Claire sighed dramatically and wrapped a towel around her hair, then used a second towel to scrub the water from her skin.

“Turn around,” Anne said. “I’ll get your back.”

She had tried to convince her daughter to wear a longsleeve swimsuit – best practice for freckle-faced girls in the harsh Kona sunshine – but Claire had refused.

So now Anne worked carefully, coating every inch of Claire’s back and shoulders with the thick white cream…

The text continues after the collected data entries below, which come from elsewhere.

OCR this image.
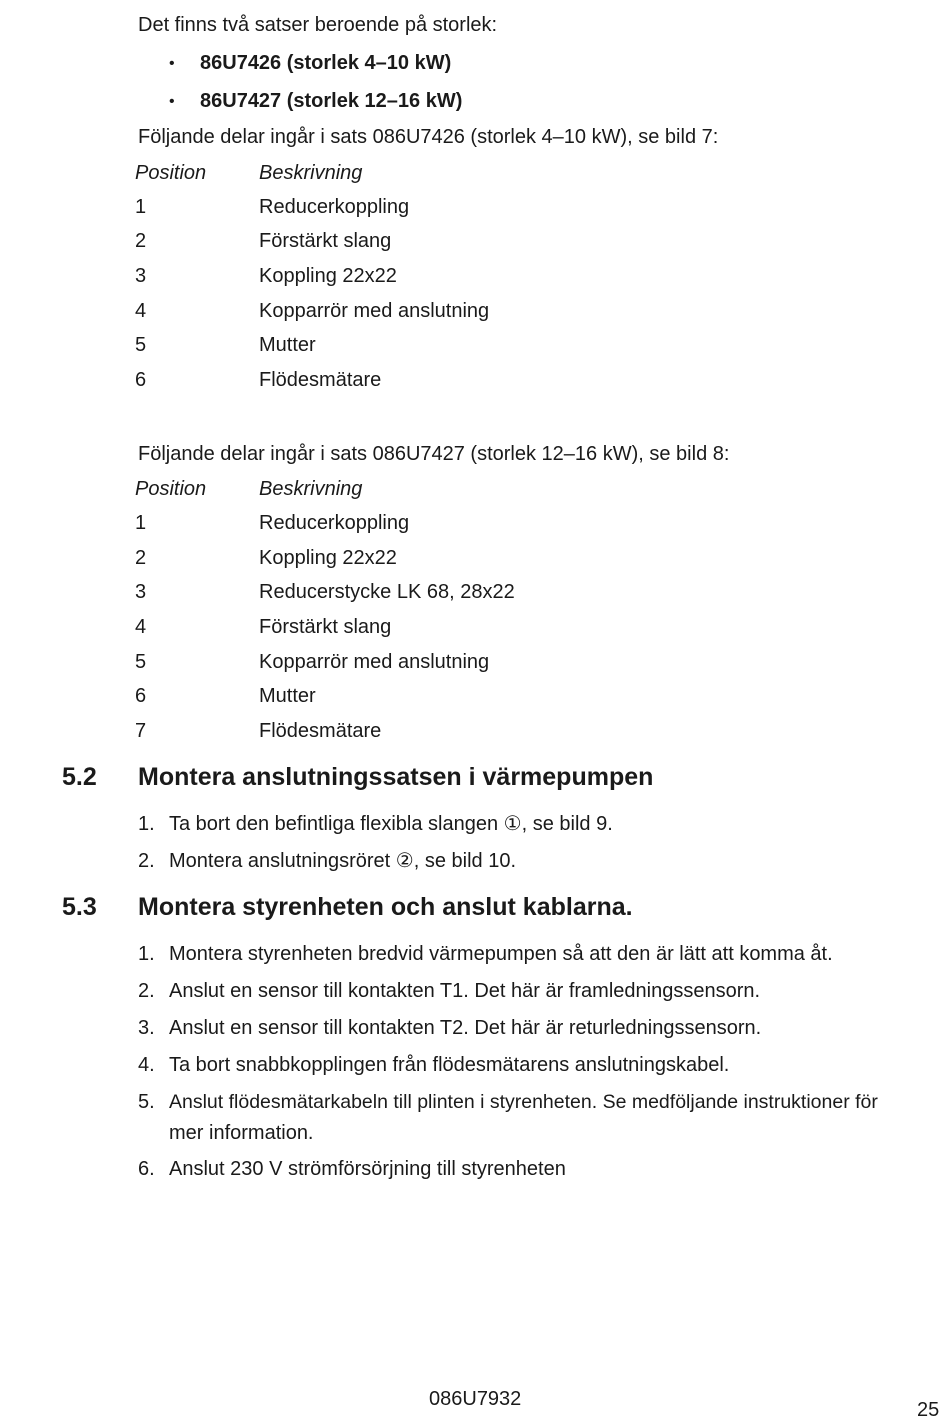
Det finns två satser beroende på storlek:
• 86U7426 (storlek 4–10 kW)
• 86U7427 (storlek 12–16 kW)
Följande delar ingår i sats 086U7426 (storlek 4–10 kW), se bild 7:
Position	Beskrivning
1	Reducerkoppling
2	Förstärkt slang
3	Koppling 22x22
4	Kopparrör med anslutning
5	Mutter
6	Flödesmätare
Följande delar ingår i sats 086U7427 (storlek 12–16 kW), se bild 8:
Position	Beskrivning
1	Reducerkoppling
2	Koppling 22x22
3	Reducerstycke LK 68, 28x22
4	Förstärkt slang
5	Kopparrör med anslutning
6	Mutter
7	Flödesmätare
5.2 Montera anslutningssatsen i värmepumpen
1. Ta bort den befintliga flexibla slangen ①, se bild 9.
2. Montera anslutningsröret ②, se bild 10.
5.3 Montera styrenheten och anslut kablarna.
1. Montera styrenheten bredvid värmepumpen så att den är lätt att komma åt.
2. Anslut en sensor till kontakten T1. Det här är framledningssensorn.
3. Anslut en sensor till kontakten T2. Det här är returledningssensorn.
4. Ta bort snabbkopplingen från flödesmätarens anslutningskabel.
5. Anslut flödesmätarkabeln till plinten i styrenheten. Se medföljande instruktioner för
mer information.
6. Anslut 230 V strömförsörjning till styrenheten
086U7932	25
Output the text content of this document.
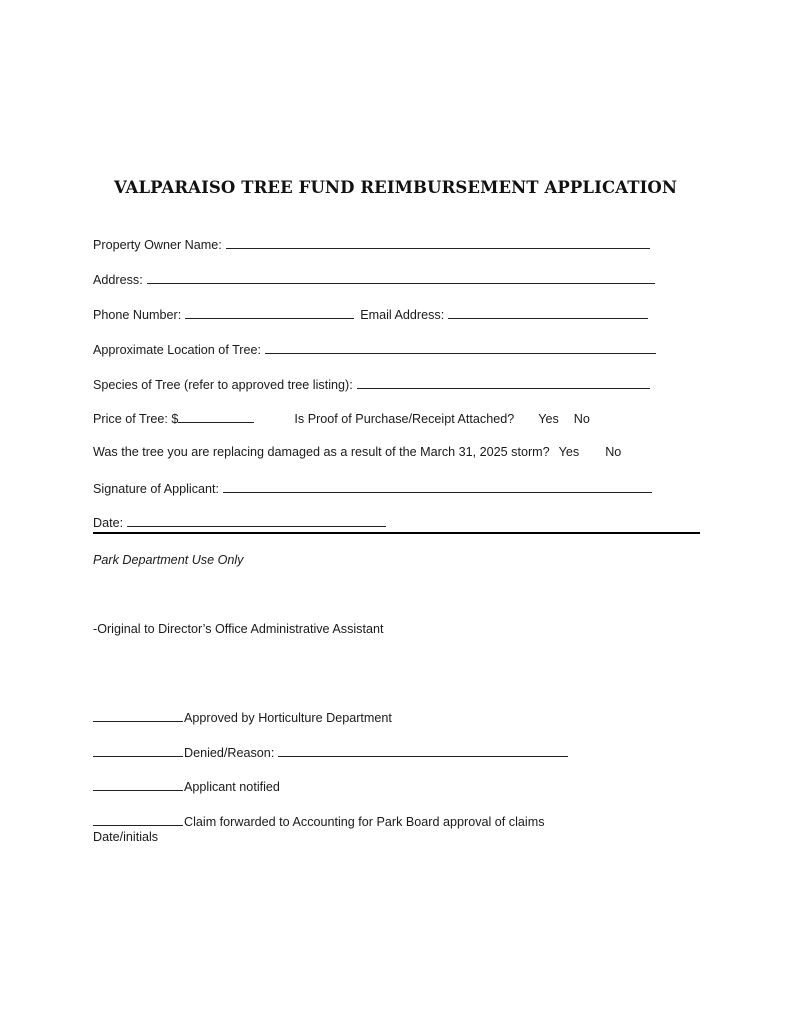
VALPARAISO TREE FUND REIMBURSEMENT APPLICATION
Property Owner Name:
Address:
Phone Number:	Email Address:
Approximate Location of Tree:
Species of Tree (refer to approved tree listing):
Price of Tree: $	Is Proof of Purchase/Receipt Attached? Yes No
Was the tree you are replacing damaged as a result of the March 31, 2025 storm? Yes No
Signature of Applicant:
Date:
Park Department Use Only
-Original to Director’s Office Administrative Assistant
Approved by Horticulture Department
Denied/Reason:
Applicant notified
Claim forwarded to Accounting for Park Board approval of claims
Date/initials
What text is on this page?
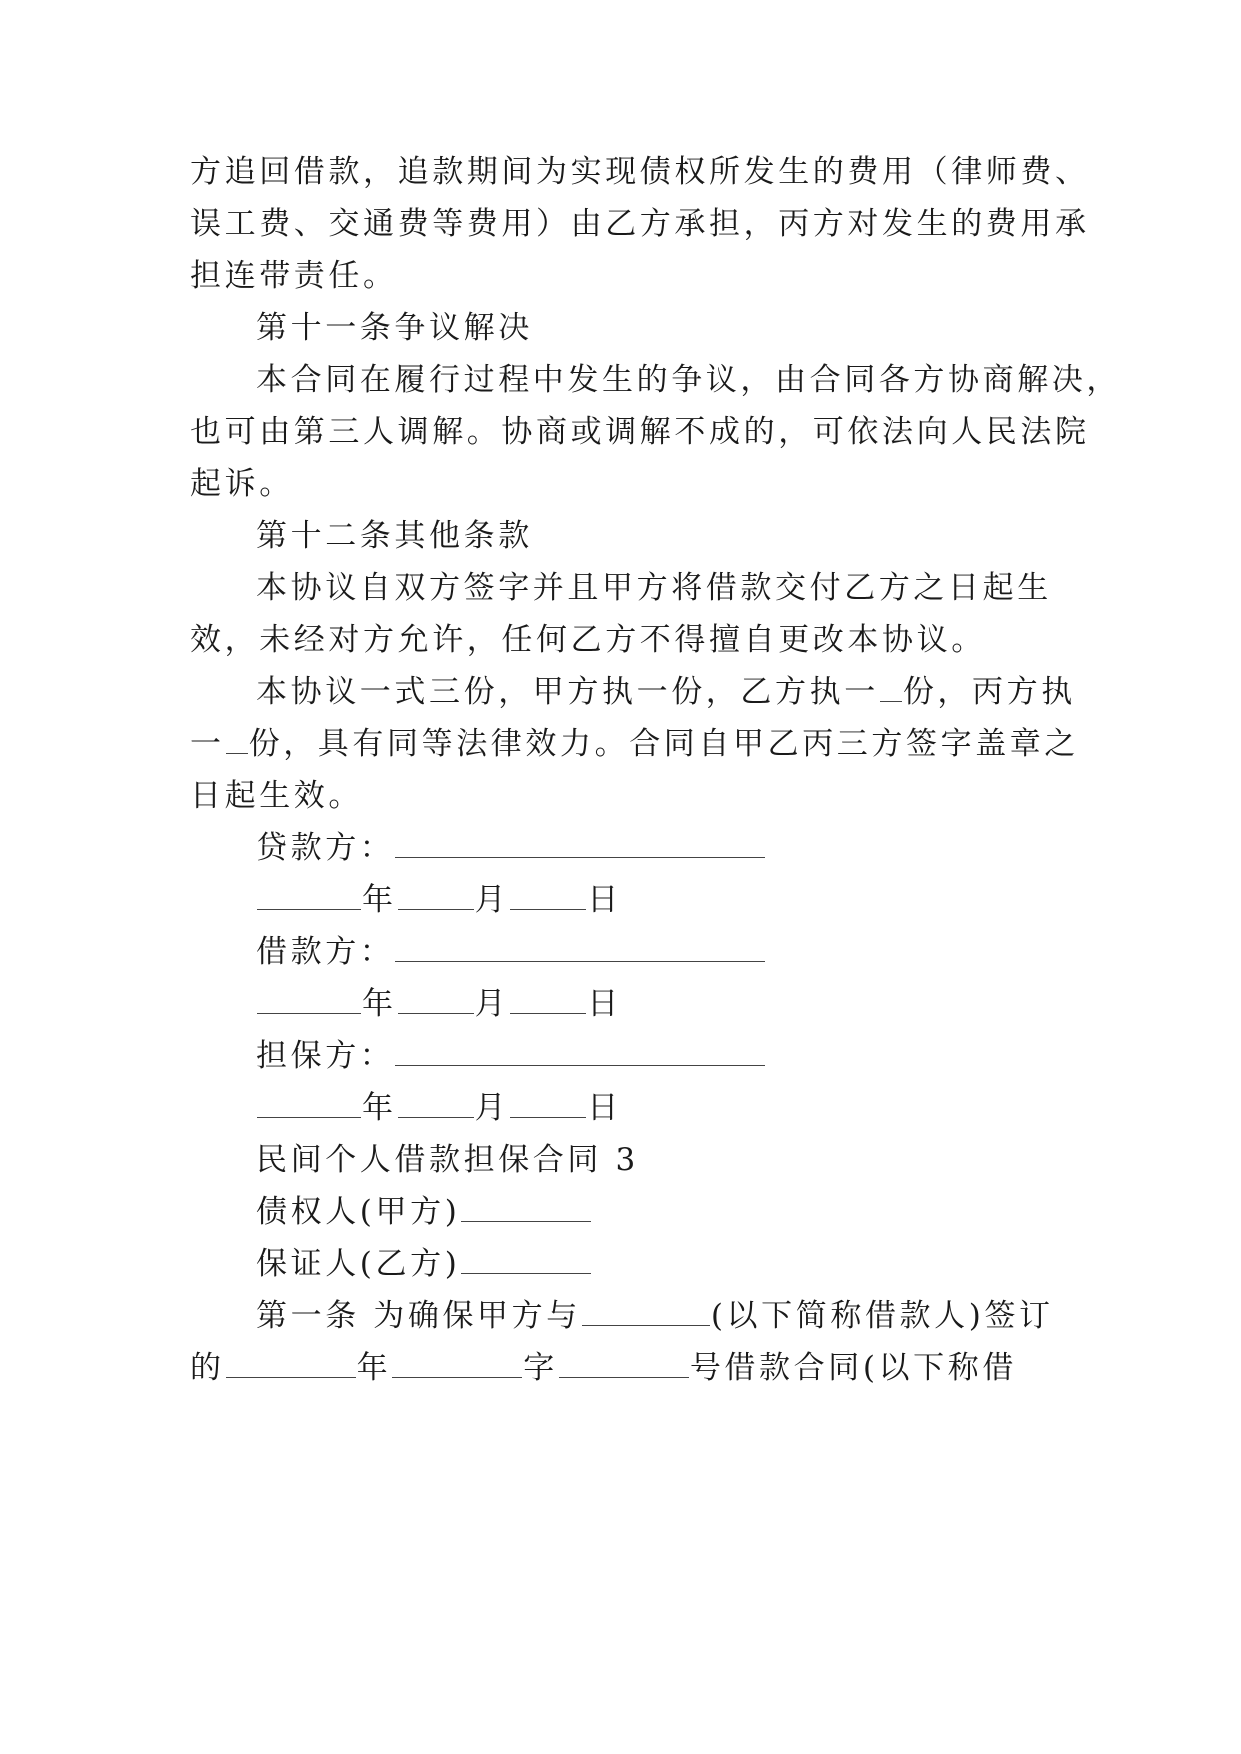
方追回借款，追款期间为实现债权所发生的费用（律师费、
误工费、交通费等费用）由乙方承担，丙方对发生的费用承
担连带责任。
第十一条争议解决
本合同在履行过程中发生的争议，由合同各方协商解决，
也可由第三人调解。协商或调解不成的，可依法向人民法院
起诉。
第十二条其他条款
本协议自双方签字并且甲方将借款交付乙方之日起生
效，未经对方允许，任何乙方不得擅自更改本协议。
本协议一式三份，甲方执一份，乙方执一 份，丙方执
一 份，具有同等法律效力。合同自甲乙丙三方签字盖章之
日起生效。
贷款方：
年	月	日
借款方：
年	月	日
担保方：
年	月	日
民间个人借款担保合同 3
债权人(甲方)
保证人(乙方)
第一条 为确保甲方与	(以下简称借款人)签订
的	年	字	号借款合同(以下称借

and all the while wondering what she had been thinking, dragging her redheaded daughter to the tropics.

But they didn’t have family anywhere else.

“Mom?”

“Yeah?”

“When are we going home?”

Unease prickled beneath Anne’s skin.

“We just got here,” she stalled.

“Yeah, I know. But when’s our return flight?”

“I haven’t booked it yet,” Anne admitted.

Claire gave her a worried glance over her shoulder.

“Most kids would be stoked about a trip to Hawaii,” she said with all the brightness that she could summon up.

“I’m stoked!” Pete yelled from midair. He crashed into the pool, spraying their feet with water.

“I have a life back home,” Claire said.

Anne bit her tongue. That life – catty rich girls and a seventeen-year-old boyfriend – wasn’t what she wanted for her daughter. But she knew better than to comment. If she said something that was even vaguely critical of her choices, it only made Claire double down.

“When are we going back?” she asked again.

“I’m still figuring that out.”

“Before school starts, right?” Claire turned around to look at her.

She met her daughter’s silver-gray eyes. They were narrowed now, obscured by dark red lashes. Countless freckles dotted her nose and cheeks. Sometimes Anne got lost in her daughter’s face. The resemblance was almost spooky – like looking at a younger version of herself.

“I don’t know,” she said at last.

“What?” Claire looked stricken. “Are we moving here?”

“Maybe. For a while.”

“You said you would find us a new house in La Jolla. You promised!”

“I’ve been trying, Claire. I’ve been looking everywhere. I can’t find anything.”

“And you’re telling me now?”

Anne closed her eyes for a heartbeat, holding back the tears that threatened to fall.

She opened them and steadied her voice through sheer force of will as she said, “I’ve applied for a hundred different jobs.

I’ve been searching for rentals. I’m still looking, and I’ll keep trying, but there’s nothing available in your school district that’s even remotely in the realm of what I can afford right now. ”

Claire stared at her, mouth open slightly in speechless shock. She looked so young and vulnerable in that moment that Anne’s heart nearly broke.

She reached for her daughter’s hand, but Claire snatched it away. Her expression hardened. She stood, turned, and dove into the pool.

Anne sighed and leaned into the shade of the umbrella.

She let the kids play until the last possible minute, and then they rushed back to their room to shower and change before checkout time.

When they walked back out, squinting in the bright midday sunshine and dragging the luggage that contained all of their worldly possessions, Anne’s little sister was there waiting.

Laurie looked tired, but her eyes brightened when she saw them.

Tears stung Anne’s eyes again – but this time, the overflow of emotion was from the gratitude that flooded her the moment she saw Laurie. Her gorgeous sister, with a smile that lit up her whole face.

Sometimes Anne didn’t realize just how much she’d missed her family until she saw them again.